2014-08-28
2015-08-11
bzive 2014-08-28
The description for the ToothGrowth dataset in {datasets} is not clearly written and has been misconstrued by users based on my experience in a MOOC offering on Coursera.  

The description cites "the length of odontoblasts (teeth) in each of 10 guinea pigs at each of three dose levels of Victamin C…with each of two delivery methods."  Some users take this to mean 10 guinea pigs receiving all treatments (thus a paired sample study), and others take this to mean 60 guinea pigs receving one of the treatments (thus an independent samples study).

The data source C. I. Bliss (1952) "The Statistics of Biosassay" actually cites the original study by Crampton, E.W. "The growth of the odontoblasts of the incisor tooth as a criterion of the vitamin C intake of the guinea pig.", published in The Journal of Nutrition, vol. 33, issue 5, May 1947, pp. 491-504.  The Crampton paper makes it clear that these data are 60 distinct guinea pigs, as odontoblasts measurements were taken under microscope for each guinea pig after the guinea pigs were sacrificed and has their teeth removed.  

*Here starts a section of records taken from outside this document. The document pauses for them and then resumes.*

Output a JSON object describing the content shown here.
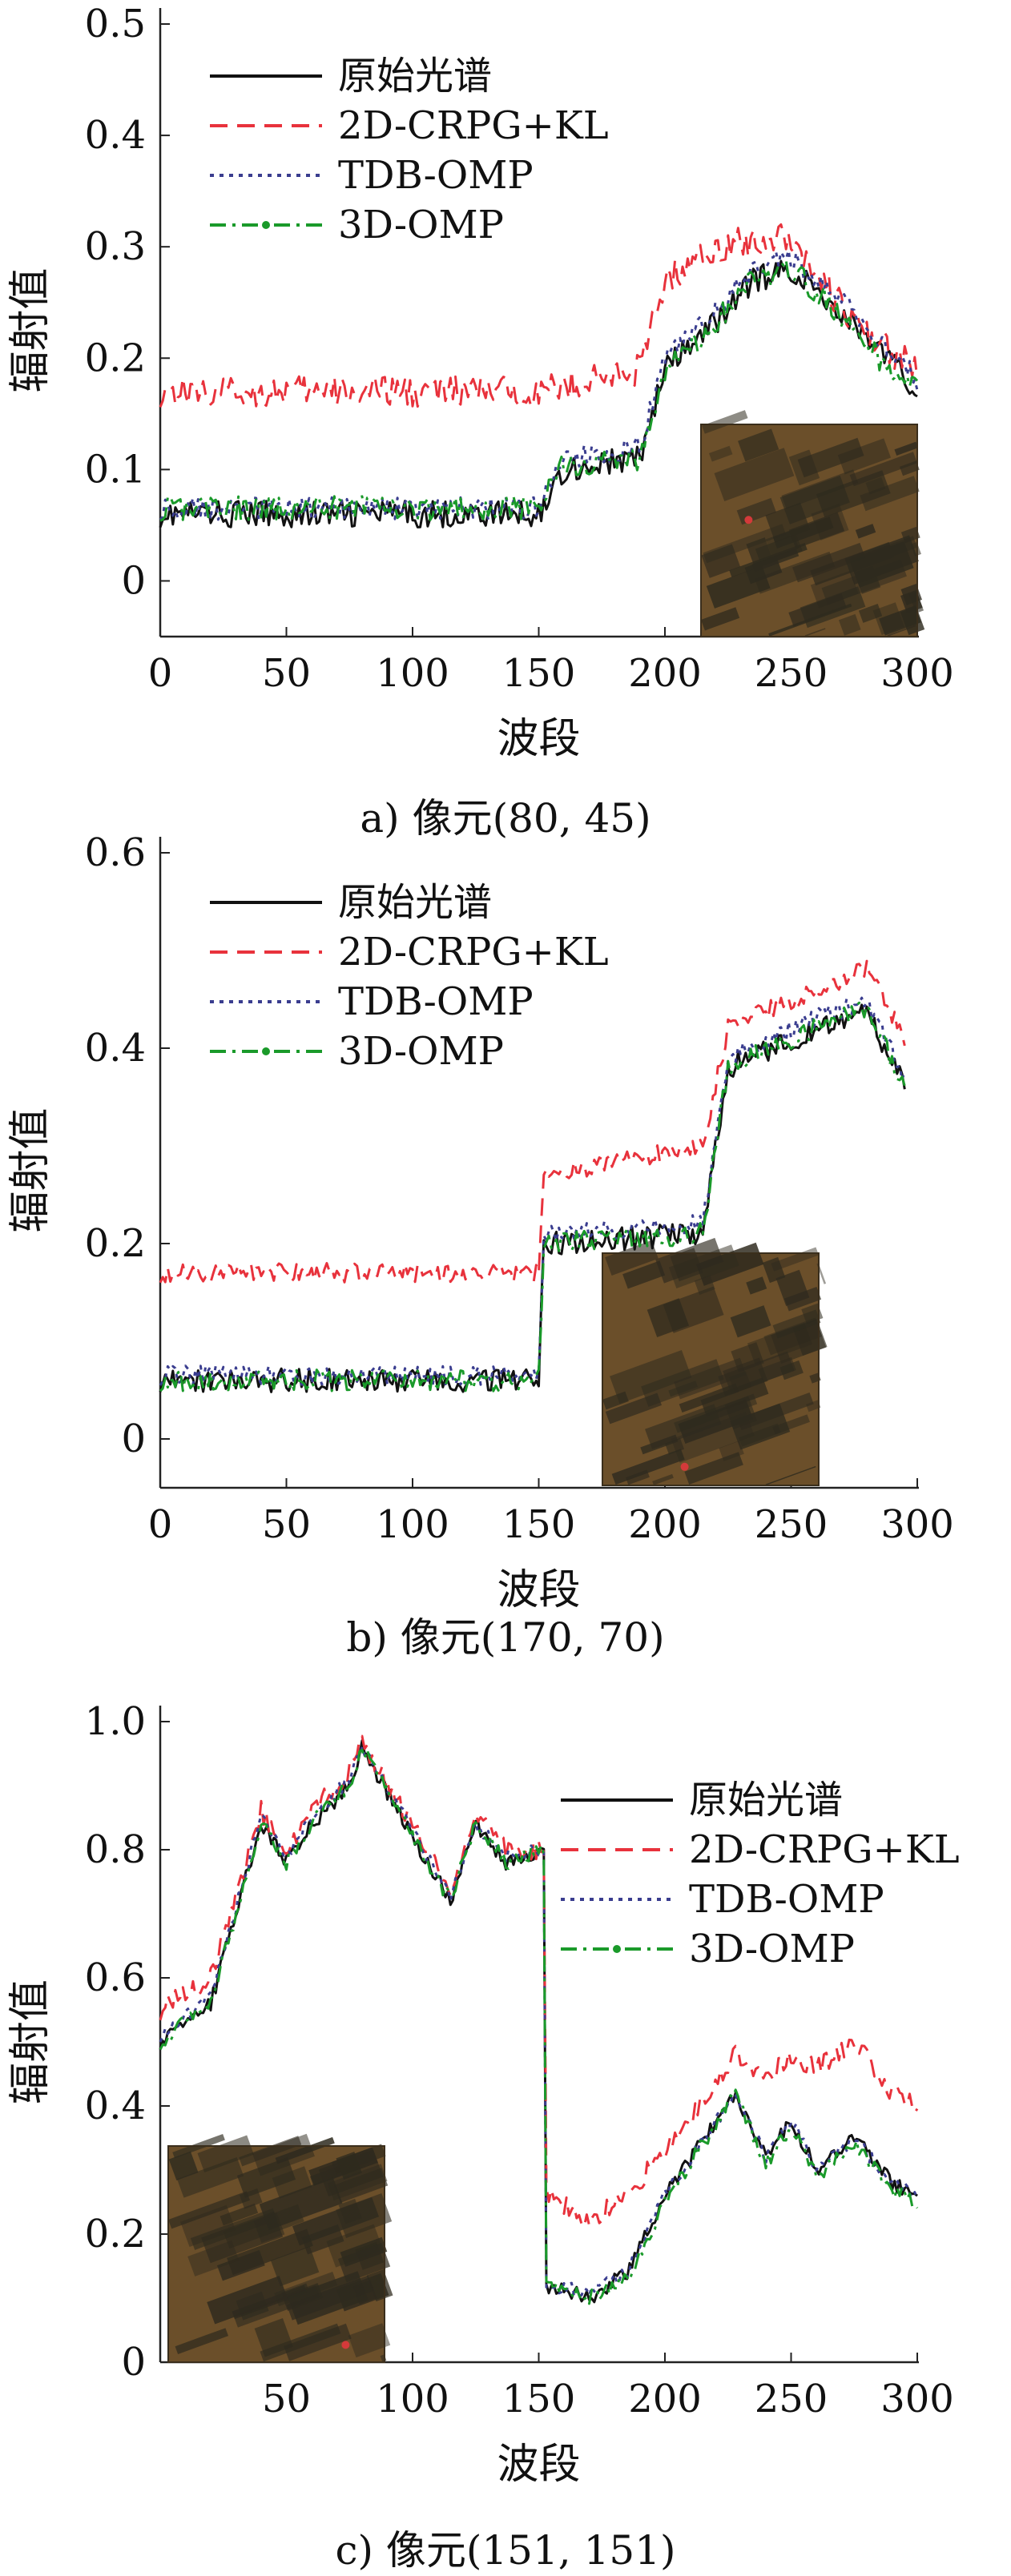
{
  "figure": {
    "panels": [
      {
        "caption": "a) 像元(80, 45)"
      },
      {
        "caption": "b) 像元(170, 70)"
      },
      {
        "caption": "c) 像元(151, 151)"
      }
    ]
  },
  "colors": {
    "original": "#111111",
    "crpg": "#e8323c",
    "tdb": "#3a3d8f",
    "omp3d": "#1a9a2a",
    "inset_bg": "#6b4f2a",
    "inset_dark": "#2e2a1e",
    "inset_marker": "#d43a3a"
  },
  "chart_data": [
    {
      "type": "line",
      "xlabel": "波段",
      "ylabel": "辐射值",
      "xlim": [
        0,
        300
      ],
      "ylim": [
        -0.05,
        0.5
      ],
      "xticks": [
        "0",
        "50",
        "100",
        "150",
        "200",
        "250",
        "300"
      ],
      "yticks": [
        "0",
        "0.1",
        "0.2",
        "0.3",
        "0.4",
        "0.5"
      ],
      "legend_position": "top-left",
      "inset_image": "cropped scene tile, right of center",
      "series": [
        {
          "name": "原始光谱",
          "style": "solid",
          "color": "#111111",
          "x": [
            0,
            150,
            160,
            190,
            200,
            215,
            235,
            250,
            265,
            280,
            300
          ],
          "y": [
            0.06,
            0.06,
            0.1,
            0.11,
            0.19,
            0.22,
            0.27,
            0.28,
            0.25,
            0.22,
            0.17
          ]
        },
        {
          "name": "2D-CRPG+KL",
          "style": "dashed",
          "color": "#e8323c",
          "x": [
            0,
            150,
            190,
            200,
            220,
            250,
            265,
            280,
            300
          ],
          "y": [
            0.17,
            0.17,
            0.19,
            0.27,
            0.3,
            0.31,
            0.26,
            0.22,
            0.19
          ]
        },
        {
          "name": "TDB-OMP",
          "style": "dotted",
          "color": "#3a3d8f",
          "x": [
            0,
            150,
            160,
            190,
            200,
            215,
            235,
            250,
            265,
            280,
            300
          ],
          "y": [
            0.065,
            0.065,
            0.11,
            0.12,
            0.2,
            0.23,
            0.28,
            0.29,
            0.26,
            0.23,
            0.18
          ]
        },
        {
          "name": "3D-OMP",
          "style": "dashdot",
          "color": "#1a9a2a",
          "x": [
            0,
            150,
            160,
            190,
            200,
            215,
            235,
            250,
            265,
            280,
            300
          ],
          "y": [
            0.065,
            0.065,
            0.105,
            0.11,
            0.19,
            0.22,
            0.27,
            0.28,
            0.25,
            0.21,
            0.17
          ]
        }
      ]
    },
    {
      "type": "line",
      "xlabel": "波段",
      "ylabel": "辐射值",
      "xlim": [
        0,
        300
      ],
      "ylim": [
        -0.05,
        0.6
      ],
      "xticks": [
        "0",
        "50",
        "100",
        "150",
        "200",
        "250",
        "300"
      ],
      "yticks": [
        "0",
        "0.2",
        "0.4",
        "0.6"
      ],
      "legend_position": "top-left",
      "inset_image": "cropped scene tile, center",
      "series": [
        {
          "name": "原始光谱",
          "style": "solid",
          "color": "#111111",
          "x": [
            0,
            150,
            152,
            215,
            225,
            260,
            280,
            295
          ],
          "y": [
            0.06,
            0.06,
            0.2,
            0.21,
            0.38,
            0.42,
            0.44,
            0.36
          ]
        },
        {
          "name": "2D-CRPG+KL",
          "style": "dashed",
          "color": "#e8323c",
          "x": [
            0,
            150,
            152,
            215,
            225,
            260,
            280,
            295
          ],
          "y": [
            0.17,
            0.17,
            0.27,
            0.3,
            0.42,
            0.46,
            0.48,
            0.41
          ]
        },
        {
          "name": "TDB-OMP",
          "style": "dotted",
          "color": "#3a3d8f",
          "x": [
            0,
            150,
            152,
            215,
            225,
            260,
            280,
            295
          ],
          "y": [
            0.065,
            0.065,
            0.21,
            0.22,
            0.39,
            0.43,
            0.45,
            0.37
          ]
        },
        {
          "name": "3D-OMP",
          "style": "dashdot",
          "color": "#1a9a2a",
          "x": [
            0,
            150,
            152,
            215,
            225,
            260,
            280,
            295
          ],
          "y": [
            0.06,
            0.06,
            0.2,
            0.21,
            0.38,
            0.42,
            0.44,
            0.36
          ]
        }
      ]
    },
    {
      "type": "line",
      "xlabel": "波段",
      "ylabel": "辐射值",
      "xlim": [
        0,
        300
      ],
      "ylim": [
        0,
        1.0
      ],
      "xticks": [
        "50",
        "100",
        "150",
        "200",
        "250",
        "300"
      ],
      "yticks": [
        "0",
        "0.2",
        "0.4",
        "0.6",
        "0.8",
        "1.0"
      ],
      "legend_position": "top-right",
      "inset_image": "cropped scene tile, lower-left",
      "series": [
        {
          "name": "原始光谱",
          "style": "solid",
          "color": "#111111",
          "x": [
            0,
            20,
            40,
            50,
            60,
            75,
            80,
            100,
            115,
            125,
            137,
            152,
            153,
            170,
            185,
            200,
            228,
            240,
            250,
            260,
            275,
            290,
            300
          ],
          "y": [
            0.5,
            0.56,
            0.84,
            0.78,
            0.84,
            0.9,
            0.96,
            0.82,
            0.72,
            0.84,
            0.78,
            0.8,
            0.12,
            0.1,
            0.14,
            0.26,
            0.42,
            0.32,
            0.38,
            0.3,
            0.35,
            0.28,
            0.26
          ]
        },
        {
          "name": "2D-CRPG+KL",
          "style": "dashed",
          "color": "#e8323c",
          "x": [
            0,
            20,
            40,
            50,
            60,
            75,
            80,
            100,
            115,
            125,
            137,
            152,
            153,
            170,
            185,
            200,
            228,
            240,
            250,
            260,
            275,
            290,
            300
          ],
          "y": [
            0.55,
            0.6,
            0.86,
            0.8,
            0.86,
            0.92,
            0.97,
            0.84,
            0.74,
            0.85,
            0.8,
            0.8,
            0.26,
            0.22,
            0.26,
            0.33,
            0.48,
            0.44,
            0.48,
            0.46,
            0.5,
            0.42,
            0.4
          ]
        },
        {
          "name": "TDB-OMP",
          "style": "dotted",
          "color": "#3a3d8f",
          "x": [
            0,
            20,
            40,
            50,
            60,
            75,
            80,
            100,
            115,
            125,
            137,
            152,
            153,
            170,
            185,
            200,
            228,
            240,
            250,
            260,
            275,
            290,
            300
          ],
          "y": [
            0.51,
            0.57,
            0.85,
            0.79,
            0.85,
            0.91,
            0.96,
            0.83,
            0.73,
            0.84,
            0.79,
            0.8,
            0.12,
            0.11,
            0.14,
            0.26,
            0.42,
            0.32,
            0.38,
            0.3,
            0.35,
            0.28,
            0.26
          ]
        },
        {
          "name": "3D-OMP",
          "style": "dashdot",
          "color": "#1a9a2a",
          "x": [
            0,
            20,
            40,
            50,
            60,
            75,
            80,
            100,
            115,
            125,
            137,
            152,
            153,
            170,
            185,
            200,
            228,
            240,
            250,
            260,
            275,
            290,
            300
          ],
          "y": [
            0.5,
            0.56,
            0.84,
            0.78,
            0.84,
            0.9,
            0.96,
            0.82,
            0.72,
            0.84,
            0.78,
            0.8,
            0.12,
            0.1,
            0.13,
            0.25,
            0.42,
            0.31,
            0.37,
            0.29,
            0.34,
            0.27,
            0.25
          ]
        }
      ]
    }
  ]
}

Perhaps the ToothGrowth desscription could be modified to read "The response is the length of odontoblasts (teeth) in each of 60 guinea pigs, 10 for each combination of dose level of Vitamin C (0.5, 1, and 2 mg) and delivery method (orange juice or ascorbic acid)".
jrkuehner 2015-04-13
Edward Kuns 2015-04-17
I came across this bug in the context of the same MOOD, I imagine.  With some research, I found a lot of information about this dataset, including a copy of the original study from which the data was derived.  You can view this original study, in its entirety, at:


This is the original study from which Bliss, in his textbook of 1952, took the data.  (The raw data is not included in the paper.)

I recommend changing the R documentation for this data set to something like this:


The response is the length of odontoblasts (cells responsible for tooth growth) in 60 guinea pigs, each receiving one of three dose levels of Vitamin C (0.5, 1.0, and 2.0 mg) with one of two delivery methods (orange juice or an aqueous solution of ascorbic acid).  No guinea pig received a dose of zero as they would acquire scurvy at that dose.




A data frame with 60 observations on 3 variables.
[,1] 	len 	numeric 	Odontoblast length in microns.
[,2] 	supp 	factor 		Supplement type (VC or OJ).
[,3] 	dose 	numeric 	Dose in milligrams. 


C. I. Bliss (1952) The Statistics of Bioassay. Academic Press.


McNeil, D. R. (1977) Interactive Data Analysis. New York: Wiley.

Crampton, E. W. (1947) The Growth of the Odontoblast of the Incisor Teeth as a Criterion of Vitamin C Intake of the Guinea Pig. The Journal of Nutrition 33 (5): 491–504.


coplot(len ~ dose | supp, data = ToothGrowth, panel = panel.smooth,
       xlab = "ToothGrowth data: length vs dose, given type of supplement")
bzive 2015-04-17
Edward, the description you wrote is better than the one I proposed. The key here is to get the fact that there are 60 guinea pigs represented in the dataset.

Yes, that link to the original study is the same study I found in the journal at the MIT libraries.
Enrique Pérez 2015-07-19
Other issue is that `dose` is not measured in mg but in mg/day.
Brian Ripley 2015-08-11

Fixed for R 3.2.2.
Fixed for R 3.2.2.
Brian Ripley 2015-08-11
Clarification: fixed for 3.2.2 patched -- 3.2.2 is in code freeze.